Best Practices for Production Monitoring

  1. Persist Prometheus data: Add a Docker volume mount for /prometheus in the Compose file to avoid losing metrics on container restarts.
  2. Use separate alert rules for critical vs. warning: Route critical alerts to pageable channels (email + SMS) and warnings to chat.
  3. Enable service discovery: If you run containers across multiple hosts, use Consul or the Docker SD provider to automatically update scrape targets.
  4. Set up a central Prometheus: For multi-node environments, consider a federated architecture where a global Prometheus collects from local instances.
  5. Monitor the monitors: Add a blackbox_exporter or self-monitoring alerts to know if Prometheus or Alertmanager become unreachable.
  6. Tune alert thresholds: Avoid alert fatigue by adjusting for durations and thresholds based on historical data.
  7. Secure endpoints: Use basic auth or OAuth2 for Prometheus and Alertmanager web UIs if exposed beyond localhost.

Troubleshooting Common Issues

cAdvisor not exposing metrics

Verify cAdvisor is running: curl http://localhost:8080/metrics. If empty, check the container logs: docker logs cadvisor. Common misconfigurations include missing volume mounts for /var/run/docker.sock or /sys.

Prometheus cannot scrape cAdvisor

Ensure the prometheus.yml target hostname matches the service name (cadvisor). If running on separate hosts, replace with the actual IP address. Check Prometheus targets at http://localhost:9090/targets.

Alerts not firing

Verify the rule file is correctly formatted YAML and loaded. Prometheus logs will show errors during startup. Check the Alerts page at http://localhost:9090/alerts to see the state of each rule. Also confirm Alertmanager is reachable (the “alerting” section in prometheus.yml).

Email notifications not sent

Test Alertmanager’s configuration by sending a test alert. Use amtool check-config alertmanager.yml to validate syntax.
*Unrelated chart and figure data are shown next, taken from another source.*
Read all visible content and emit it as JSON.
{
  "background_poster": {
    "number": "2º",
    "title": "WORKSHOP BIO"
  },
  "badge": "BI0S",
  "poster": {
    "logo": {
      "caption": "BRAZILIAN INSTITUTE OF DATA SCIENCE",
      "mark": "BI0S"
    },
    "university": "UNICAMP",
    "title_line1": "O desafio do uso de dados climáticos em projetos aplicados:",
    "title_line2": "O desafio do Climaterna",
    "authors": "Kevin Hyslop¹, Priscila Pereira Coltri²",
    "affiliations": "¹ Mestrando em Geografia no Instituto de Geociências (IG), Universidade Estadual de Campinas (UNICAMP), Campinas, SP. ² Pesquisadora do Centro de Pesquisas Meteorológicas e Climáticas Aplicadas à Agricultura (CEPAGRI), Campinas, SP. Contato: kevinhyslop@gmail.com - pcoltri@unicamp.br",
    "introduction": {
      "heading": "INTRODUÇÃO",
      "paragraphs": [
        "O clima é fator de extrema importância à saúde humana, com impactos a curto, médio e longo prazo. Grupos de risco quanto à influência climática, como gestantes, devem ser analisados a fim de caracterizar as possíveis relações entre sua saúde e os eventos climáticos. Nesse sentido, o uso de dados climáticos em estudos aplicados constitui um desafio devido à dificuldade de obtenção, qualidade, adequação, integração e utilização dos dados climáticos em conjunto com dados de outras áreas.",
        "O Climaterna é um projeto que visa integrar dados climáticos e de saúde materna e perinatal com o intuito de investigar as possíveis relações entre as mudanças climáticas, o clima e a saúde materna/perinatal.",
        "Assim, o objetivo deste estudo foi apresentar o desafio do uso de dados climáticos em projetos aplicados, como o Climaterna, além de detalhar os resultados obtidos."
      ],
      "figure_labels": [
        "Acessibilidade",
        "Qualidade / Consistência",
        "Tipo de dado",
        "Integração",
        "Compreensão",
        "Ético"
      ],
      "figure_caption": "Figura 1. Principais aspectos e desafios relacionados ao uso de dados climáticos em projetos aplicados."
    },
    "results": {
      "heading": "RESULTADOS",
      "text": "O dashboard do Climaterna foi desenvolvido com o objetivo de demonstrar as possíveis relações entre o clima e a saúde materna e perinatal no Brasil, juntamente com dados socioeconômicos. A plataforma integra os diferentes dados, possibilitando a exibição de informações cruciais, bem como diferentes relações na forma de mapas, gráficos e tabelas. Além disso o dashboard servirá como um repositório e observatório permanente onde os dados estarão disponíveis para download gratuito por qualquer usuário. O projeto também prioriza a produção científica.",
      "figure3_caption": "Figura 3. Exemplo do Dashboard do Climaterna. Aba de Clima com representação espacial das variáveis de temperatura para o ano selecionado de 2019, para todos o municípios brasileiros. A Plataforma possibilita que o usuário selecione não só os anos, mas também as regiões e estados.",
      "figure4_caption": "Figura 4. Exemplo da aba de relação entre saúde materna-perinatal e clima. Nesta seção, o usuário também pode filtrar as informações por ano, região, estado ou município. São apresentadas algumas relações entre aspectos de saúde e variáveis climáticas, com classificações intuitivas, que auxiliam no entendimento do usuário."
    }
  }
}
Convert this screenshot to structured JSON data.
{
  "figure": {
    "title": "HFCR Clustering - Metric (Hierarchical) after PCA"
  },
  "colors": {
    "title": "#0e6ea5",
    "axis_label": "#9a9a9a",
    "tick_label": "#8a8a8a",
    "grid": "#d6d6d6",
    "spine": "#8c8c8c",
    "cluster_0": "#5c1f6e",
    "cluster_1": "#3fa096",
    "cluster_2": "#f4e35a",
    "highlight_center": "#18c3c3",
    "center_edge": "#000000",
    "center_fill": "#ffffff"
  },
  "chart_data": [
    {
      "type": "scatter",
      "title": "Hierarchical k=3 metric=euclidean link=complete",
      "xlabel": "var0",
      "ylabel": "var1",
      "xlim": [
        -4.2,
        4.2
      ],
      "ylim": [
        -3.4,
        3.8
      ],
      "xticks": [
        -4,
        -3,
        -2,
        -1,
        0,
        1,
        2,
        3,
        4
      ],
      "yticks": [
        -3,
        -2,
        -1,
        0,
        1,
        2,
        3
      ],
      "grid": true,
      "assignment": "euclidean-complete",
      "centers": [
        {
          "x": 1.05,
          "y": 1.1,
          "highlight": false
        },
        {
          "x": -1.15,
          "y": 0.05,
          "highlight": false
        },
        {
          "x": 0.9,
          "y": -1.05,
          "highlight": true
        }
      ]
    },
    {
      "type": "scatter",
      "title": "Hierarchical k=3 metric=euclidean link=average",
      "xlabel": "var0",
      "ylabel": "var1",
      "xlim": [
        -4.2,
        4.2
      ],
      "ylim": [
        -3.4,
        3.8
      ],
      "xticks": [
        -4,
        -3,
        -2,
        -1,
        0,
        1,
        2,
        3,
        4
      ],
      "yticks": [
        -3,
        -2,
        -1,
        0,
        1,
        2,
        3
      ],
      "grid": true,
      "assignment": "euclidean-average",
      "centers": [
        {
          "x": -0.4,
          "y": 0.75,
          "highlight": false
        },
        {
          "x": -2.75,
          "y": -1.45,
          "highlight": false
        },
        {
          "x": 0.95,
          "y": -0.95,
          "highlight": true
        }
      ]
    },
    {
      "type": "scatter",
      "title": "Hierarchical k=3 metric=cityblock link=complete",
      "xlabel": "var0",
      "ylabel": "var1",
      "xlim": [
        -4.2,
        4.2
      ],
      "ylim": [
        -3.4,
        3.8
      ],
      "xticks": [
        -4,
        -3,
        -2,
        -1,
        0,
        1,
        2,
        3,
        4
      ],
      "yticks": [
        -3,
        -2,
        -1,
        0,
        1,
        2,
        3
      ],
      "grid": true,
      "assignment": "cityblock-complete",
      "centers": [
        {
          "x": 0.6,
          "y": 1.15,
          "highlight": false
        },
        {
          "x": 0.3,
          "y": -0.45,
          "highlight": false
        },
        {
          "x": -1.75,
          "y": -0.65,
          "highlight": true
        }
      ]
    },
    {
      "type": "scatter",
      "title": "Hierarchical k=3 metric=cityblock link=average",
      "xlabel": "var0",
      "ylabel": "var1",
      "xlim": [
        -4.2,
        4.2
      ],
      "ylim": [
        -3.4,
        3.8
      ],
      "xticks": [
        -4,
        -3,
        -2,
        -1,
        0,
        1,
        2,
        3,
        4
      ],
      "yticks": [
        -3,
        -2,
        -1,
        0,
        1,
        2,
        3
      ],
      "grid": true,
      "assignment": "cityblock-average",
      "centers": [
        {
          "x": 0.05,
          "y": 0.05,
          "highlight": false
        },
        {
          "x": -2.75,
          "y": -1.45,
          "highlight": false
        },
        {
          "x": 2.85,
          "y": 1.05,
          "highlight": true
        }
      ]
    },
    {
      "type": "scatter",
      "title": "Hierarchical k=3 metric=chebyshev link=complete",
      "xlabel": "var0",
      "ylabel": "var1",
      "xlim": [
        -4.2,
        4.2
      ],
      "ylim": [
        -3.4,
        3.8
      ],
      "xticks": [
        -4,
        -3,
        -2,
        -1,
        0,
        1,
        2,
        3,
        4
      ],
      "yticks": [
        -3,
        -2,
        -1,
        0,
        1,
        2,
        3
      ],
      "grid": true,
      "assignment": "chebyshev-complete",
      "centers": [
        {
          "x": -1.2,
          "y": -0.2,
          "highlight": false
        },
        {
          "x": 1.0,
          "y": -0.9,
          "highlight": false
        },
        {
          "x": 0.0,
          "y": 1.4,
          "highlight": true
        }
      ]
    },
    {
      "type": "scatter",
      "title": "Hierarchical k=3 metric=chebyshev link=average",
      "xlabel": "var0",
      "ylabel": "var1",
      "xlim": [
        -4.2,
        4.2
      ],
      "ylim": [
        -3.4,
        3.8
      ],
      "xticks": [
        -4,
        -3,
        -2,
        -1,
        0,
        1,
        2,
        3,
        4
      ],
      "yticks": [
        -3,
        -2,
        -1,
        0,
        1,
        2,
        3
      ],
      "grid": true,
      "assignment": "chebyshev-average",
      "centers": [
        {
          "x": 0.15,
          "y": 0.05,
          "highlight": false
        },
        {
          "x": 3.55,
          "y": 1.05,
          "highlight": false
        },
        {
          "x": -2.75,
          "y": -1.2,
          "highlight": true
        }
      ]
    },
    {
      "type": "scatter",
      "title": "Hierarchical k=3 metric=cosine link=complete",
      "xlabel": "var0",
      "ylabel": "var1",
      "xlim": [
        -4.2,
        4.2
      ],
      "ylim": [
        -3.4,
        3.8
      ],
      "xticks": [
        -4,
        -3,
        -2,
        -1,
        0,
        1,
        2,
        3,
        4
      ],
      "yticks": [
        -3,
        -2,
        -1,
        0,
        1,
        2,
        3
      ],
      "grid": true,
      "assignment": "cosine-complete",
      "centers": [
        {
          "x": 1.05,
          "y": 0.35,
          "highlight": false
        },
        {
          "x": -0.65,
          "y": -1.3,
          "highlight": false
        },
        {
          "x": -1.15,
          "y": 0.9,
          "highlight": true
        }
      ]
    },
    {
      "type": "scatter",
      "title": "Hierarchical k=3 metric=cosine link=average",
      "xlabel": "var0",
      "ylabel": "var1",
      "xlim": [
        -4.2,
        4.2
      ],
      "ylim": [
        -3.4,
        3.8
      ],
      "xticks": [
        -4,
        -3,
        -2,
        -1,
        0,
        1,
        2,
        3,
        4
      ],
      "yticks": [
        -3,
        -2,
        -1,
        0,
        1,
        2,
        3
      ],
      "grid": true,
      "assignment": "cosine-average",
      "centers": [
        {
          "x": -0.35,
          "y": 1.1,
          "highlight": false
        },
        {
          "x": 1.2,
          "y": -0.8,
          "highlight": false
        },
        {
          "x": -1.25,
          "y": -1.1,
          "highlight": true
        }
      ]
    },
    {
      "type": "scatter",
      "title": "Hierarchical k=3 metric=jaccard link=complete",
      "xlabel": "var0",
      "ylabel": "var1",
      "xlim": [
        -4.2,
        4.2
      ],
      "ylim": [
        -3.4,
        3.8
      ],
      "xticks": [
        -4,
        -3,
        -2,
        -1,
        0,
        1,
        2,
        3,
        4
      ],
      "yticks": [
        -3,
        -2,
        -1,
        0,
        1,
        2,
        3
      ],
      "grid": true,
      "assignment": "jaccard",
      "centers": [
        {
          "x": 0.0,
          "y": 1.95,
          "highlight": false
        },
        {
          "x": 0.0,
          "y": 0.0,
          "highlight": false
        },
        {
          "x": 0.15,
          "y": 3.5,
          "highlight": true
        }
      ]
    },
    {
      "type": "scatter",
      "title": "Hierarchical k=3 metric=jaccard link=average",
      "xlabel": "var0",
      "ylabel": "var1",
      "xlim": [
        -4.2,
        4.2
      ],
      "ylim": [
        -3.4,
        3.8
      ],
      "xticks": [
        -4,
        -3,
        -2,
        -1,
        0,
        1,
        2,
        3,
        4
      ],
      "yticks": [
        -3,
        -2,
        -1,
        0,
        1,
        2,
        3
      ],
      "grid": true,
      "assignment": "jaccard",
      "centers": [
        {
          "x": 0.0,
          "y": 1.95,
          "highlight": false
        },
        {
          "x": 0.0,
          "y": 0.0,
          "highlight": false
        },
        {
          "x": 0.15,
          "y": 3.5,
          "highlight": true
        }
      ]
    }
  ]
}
Check Alertmanager logs for SMTP connection errors.

Conclusion

Setting up Docker container health monitoring with Prometheus and Alertmanager provides a robust, scalable foundation for maintaining application reliability. By deploying cAdvisor to expose container metrics, scraping them with Prometheus, and routing alerts via Alertmanager, you gain real-time visibility into the health and performance of your containerized services. The stack is open-source, well-documented, and can be extended to cover host-level metrics, application-specific metrics, and multi-cluster environments.

Start with the Docker Compose template provided, customize the alert rules to your thresholds, and integrate Grafana for beautiful dashboards. With proper configuration, you will detect containers that are unresponsive, running out of memory, or consuming excessive CPU before they cause downtime. Proactive monitoring is an investment that pays off in reduced incident resolution time and improved system stability.